Purveyor of Bollocks to the Crowned Heads of Europe
Friday, 27 February 2015
Hanging or beheading - you choose
It was a bit sad to see the last episode of 'Wolf Hall' last night, but since it finished on a high with Henry embracing Thomas and showing no sign of wanting to smite his head off, we are probably in for a second series. Having not read the book, I don't know though.
The execution of Anne Boleyn seemed to be truthfully recorded in every detail, right down to her final speech, in which she says that Henry had treated her very well (so far), was a kind and considerate husband and she will not have a bad thing said against him, or words to that effect.
I find it amazing that all those Highwaymen etc. found it in themselves to be so magnanimous and eloquent on the scaffold, just before being killed. Many of them received ovations and took bows before the rope was put round their necks.
One little consideration that Henry showed to Anne at the last was the shipping-over of a French swordsman to do the deed. The Frenchman was renowned for his skill and efficiency, whereas the English headsman at the time seemed to be incapable of removing a head (using block and axe) in one blow, often botching it so badly that it took three or four strokes with the victim moving around and complaining of their discomfort. Nobles - especially Queens - were executed by beheading, which was thought to be a more dignified and less painful death than being hanged. I'm not sure I could choose between the two.

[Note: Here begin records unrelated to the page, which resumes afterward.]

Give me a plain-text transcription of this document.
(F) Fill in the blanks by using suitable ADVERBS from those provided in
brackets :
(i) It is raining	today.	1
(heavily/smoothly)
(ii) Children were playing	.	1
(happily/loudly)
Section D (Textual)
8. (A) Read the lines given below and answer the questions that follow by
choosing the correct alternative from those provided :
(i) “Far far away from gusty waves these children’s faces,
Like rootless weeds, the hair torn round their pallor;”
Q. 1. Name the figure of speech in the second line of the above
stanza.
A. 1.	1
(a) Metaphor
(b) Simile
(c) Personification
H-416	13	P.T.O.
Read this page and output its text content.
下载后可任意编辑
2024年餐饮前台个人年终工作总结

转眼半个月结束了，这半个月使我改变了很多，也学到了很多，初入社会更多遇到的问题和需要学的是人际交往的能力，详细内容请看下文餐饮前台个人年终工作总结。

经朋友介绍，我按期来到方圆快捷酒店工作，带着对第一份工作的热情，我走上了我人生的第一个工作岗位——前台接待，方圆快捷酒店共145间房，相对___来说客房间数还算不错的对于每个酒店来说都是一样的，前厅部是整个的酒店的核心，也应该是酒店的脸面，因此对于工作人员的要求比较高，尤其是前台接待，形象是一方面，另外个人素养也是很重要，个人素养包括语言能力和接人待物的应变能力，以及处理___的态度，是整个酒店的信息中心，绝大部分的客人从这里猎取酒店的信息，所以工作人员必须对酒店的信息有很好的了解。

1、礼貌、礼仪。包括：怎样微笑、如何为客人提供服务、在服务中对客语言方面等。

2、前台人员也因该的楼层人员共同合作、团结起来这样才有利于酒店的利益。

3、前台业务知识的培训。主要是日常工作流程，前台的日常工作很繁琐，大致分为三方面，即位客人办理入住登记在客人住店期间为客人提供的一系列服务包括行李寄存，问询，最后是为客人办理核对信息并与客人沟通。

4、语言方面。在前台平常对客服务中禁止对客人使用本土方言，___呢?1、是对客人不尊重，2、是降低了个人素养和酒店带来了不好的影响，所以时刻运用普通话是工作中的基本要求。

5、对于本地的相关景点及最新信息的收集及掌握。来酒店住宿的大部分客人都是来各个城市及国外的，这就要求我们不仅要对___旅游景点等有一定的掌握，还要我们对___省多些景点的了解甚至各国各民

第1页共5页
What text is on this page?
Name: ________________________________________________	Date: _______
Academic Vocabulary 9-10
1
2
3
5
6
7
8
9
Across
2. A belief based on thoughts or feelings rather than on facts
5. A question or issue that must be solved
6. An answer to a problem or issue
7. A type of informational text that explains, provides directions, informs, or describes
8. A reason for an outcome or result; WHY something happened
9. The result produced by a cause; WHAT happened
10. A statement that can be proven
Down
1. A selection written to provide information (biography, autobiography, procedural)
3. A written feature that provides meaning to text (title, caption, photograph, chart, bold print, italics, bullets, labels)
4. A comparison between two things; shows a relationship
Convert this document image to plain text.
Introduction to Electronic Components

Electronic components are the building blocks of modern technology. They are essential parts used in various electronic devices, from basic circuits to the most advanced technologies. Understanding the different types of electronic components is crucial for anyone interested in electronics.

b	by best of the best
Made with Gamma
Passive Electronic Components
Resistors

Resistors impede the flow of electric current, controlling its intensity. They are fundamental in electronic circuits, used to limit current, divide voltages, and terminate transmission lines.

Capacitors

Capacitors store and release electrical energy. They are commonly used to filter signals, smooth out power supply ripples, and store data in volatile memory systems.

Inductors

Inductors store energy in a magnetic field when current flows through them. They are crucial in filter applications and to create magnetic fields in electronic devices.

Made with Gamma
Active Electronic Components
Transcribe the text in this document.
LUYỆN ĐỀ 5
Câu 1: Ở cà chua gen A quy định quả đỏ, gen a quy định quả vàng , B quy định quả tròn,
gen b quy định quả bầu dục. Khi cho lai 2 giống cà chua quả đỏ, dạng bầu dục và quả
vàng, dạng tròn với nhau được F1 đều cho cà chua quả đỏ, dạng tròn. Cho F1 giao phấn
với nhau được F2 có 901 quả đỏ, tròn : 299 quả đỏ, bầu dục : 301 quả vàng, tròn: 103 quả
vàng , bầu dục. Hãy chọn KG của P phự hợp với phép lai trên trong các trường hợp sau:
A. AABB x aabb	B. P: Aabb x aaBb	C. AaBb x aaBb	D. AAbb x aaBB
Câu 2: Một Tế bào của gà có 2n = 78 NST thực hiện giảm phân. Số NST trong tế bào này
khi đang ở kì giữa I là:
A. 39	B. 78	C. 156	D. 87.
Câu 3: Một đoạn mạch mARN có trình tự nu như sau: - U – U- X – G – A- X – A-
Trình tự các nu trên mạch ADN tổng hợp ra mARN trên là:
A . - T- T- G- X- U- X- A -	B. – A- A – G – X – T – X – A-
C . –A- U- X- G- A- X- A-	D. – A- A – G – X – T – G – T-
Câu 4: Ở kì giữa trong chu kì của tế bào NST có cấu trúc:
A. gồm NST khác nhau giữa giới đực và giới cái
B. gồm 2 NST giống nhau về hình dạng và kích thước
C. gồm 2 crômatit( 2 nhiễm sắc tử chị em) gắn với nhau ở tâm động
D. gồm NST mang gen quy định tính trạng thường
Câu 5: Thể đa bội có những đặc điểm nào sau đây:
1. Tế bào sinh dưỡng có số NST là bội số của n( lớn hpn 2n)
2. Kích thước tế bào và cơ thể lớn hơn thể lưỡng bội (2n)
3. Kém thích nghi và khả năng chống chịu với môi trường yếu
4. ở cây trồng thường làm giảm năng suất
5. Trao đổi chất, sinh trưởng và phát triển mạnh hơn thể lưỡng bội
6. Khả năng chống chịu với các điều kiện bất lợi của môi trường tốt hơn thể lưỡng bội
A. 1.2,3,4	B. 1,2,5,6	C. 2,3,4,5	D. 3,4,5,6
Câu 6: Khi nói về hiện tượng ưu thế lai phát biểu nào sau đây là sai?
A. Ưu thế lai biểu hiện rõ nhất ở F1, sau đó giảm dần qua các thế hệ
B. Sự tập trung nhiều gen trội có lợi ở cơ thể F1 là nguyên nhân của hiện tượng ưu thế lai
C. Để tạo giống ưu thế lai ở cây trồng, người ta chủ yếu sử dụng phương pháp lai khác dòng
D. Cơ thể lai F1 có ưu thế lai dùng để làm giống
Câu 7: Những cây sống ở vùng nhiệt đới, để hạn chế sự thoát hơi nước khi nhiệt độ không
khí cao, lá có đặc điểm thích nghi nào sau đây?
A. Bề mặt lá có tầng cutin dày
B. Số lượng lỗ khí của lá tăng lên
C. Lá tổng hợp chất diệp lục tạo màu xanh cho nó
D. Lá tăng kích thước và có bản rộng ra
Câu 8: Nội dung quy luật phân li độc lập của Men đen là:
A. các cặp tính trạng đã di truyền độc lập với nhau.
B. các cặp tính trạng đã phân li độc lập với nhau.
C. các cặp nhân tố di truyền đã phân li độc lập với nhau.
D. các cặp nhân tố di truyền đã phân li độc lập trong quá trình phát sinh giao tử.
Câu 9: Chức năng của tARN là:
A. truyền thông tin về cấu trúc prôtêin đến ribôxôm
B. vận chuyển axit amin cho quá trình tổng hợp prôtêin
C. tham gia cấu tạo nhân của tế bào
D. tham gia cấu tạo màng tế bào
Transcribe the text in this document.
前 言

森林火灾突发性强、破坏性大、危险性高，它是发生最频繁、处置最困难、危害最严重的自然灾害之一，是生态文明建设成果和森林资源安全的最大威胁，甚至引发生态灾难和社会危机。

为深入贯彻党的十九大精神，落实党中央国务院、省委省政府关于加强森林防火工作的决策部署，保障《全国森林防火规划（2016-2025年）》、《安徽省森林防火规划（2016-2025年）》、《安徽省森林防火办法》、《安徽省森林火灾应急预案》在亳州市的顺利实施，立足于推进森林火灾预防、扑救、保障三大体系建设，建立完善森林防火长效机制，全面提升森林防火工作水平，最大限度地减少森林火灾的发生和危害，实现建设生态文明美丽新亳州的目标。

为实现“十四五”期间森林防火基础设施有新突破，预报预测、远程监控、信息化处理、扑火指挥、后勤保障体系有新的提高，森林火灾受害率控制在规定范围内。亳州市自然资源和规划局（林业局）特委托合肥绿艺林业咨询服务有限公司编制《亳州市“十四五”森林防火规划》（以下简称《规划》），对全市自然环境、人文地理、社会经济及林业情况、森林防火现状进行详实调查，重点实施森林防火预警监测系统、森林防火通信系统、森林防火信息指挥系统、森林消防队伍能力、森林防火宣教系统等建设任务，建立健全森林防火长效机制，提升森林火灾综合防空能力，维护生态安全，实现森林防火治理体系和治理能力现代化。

Anne's Frenchman had a few tricks up his sleeve, and the first was to dress as a nobleman witness so as not to scare her unduly with a bare chest and black mask.
Only when her blindfold was put on (by her band of loyal maidservants) did he reach down and extract the sharp sword from under the straw of the scaffold where it had been hidden with her sensitivities in mind.
He then took up position behind her and waited for her to put her arm down as she fiddled with her hairstyle. Then - and this really was clever - he shouted in a loud voice for someone to 'fetch his sword!'.
At this, she looked up a little and he took off her head before she knew it was about to happen.
The most inept executioner in England around that time was a man called Jack Ketch. Pirates of the Caribbean borrowed that name for their films.
At one execution, Ketch finally managed to remove a head from the victim, and then he bent down to pick it up to show to the crowd by dangling it by the hair. He fumbled and dropped it.
Some wag in the crowd of onlookers shouted out, "Butterfingers!"